I am very very anxious to hop back on the treatment train. I hate not being able to do anything fertility related. I see all my left over meds in my crisper drawer and it just makes me so impatient. I want to inject myself with fertility meds damn it! Bring on the Ganirlex and Gonal F, hell even the Lupron that I am allergic to. Anything. Just so I am not standing still anymore.

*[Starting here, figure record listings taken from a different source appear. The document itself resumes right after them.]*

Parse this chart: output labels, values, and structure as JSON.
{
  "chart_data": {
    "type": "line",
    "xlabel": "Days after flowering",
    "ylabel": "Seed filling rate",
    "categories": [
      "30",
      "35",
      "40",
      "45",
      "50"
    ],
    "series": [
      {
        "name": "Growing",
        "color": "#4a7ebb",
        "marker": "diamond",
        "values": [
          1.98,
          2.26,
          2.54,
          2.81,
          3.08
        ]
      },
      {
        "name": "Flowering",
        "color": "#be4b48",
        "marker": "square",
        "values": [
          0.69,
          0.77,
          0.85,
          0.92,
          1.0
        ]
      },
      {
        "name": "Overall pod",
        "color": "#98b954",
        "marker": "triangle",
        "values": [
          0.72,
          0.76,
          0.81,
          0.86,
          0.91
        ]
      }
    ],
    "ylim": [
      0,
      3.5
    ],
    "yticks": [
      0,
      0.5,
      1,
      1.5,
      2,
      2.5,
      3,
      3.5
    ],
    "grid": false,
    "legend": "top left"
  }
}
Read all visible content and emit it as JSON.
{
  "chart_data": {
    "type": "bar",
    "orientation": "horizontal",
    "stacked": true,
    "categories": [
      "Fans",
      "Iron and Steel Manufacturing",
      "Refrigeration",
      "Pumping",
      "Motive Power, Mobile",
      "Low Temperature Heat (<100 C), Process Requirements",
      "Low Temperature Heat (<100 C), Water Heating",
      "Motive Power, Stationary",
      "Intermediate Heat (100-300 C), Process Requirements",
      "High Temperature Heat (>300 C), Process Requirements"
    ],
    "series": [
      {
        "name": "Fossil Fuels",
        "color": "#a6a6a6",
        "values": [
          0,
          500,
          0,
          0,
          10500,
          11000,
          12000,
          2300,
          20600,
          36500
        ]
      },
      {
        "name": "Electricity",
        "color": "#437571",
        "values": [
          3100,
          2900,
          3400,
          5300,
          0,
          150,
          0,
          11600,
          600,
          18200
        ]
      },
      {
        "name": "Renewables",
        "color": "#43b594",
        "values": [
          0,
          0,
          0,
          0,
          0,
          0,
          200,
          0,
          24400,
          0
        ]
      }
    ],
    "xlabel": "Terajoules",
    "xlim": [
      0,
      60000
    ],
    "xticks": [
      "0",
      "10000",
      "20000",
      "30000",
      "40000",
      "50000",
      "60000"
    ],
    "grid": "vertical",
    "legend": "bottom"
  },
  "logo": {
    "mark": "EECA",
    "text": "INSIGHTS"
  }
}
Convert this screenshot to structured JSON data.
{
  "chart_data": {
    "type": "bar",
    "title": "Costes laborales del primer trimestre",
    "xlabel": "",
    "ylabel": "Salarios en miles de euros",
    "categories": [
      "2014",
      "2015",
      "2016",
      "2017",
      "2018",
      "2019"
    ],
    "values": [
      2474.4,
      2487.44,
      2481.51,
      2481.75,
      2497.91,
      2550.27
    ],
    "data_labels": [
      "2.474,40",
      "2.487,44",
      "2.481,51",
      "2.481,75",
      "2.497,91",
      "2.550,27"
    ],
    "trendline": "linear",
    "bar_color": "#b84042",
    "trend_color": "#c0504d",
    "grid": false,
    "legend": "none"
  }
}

I have an appointment with my wonderful RE in two weeks. It is just a consultation. I keep having this fantasy about going to the office, which I know is an odd thing to fantasize about. Here is how it goes: I walk into his office and sit down. We start chatting about how I have been since my last cycle (can't even remember when that was now). Then we start talking about testing that needs to be done and the protocol he wants to put me on. Then he looks in my chart and says how awesome he thinks it is that I have lost over 40 pounds since April, and screw the last ten pounds, let's start this IVF next cycle! God that would be awesome. I know it won't happen, but a girl can dream.
The new plan my nutritionist has me on seems to be working. I have lost a pound an a half in the past week, which is great. I miss my Starbucks, but I will live. I still need to get to the gym more often. I took two weeks off from the gym, and since going back I have only been able to go every other day. Hopefully after the holidays I will be able to start going everyday again.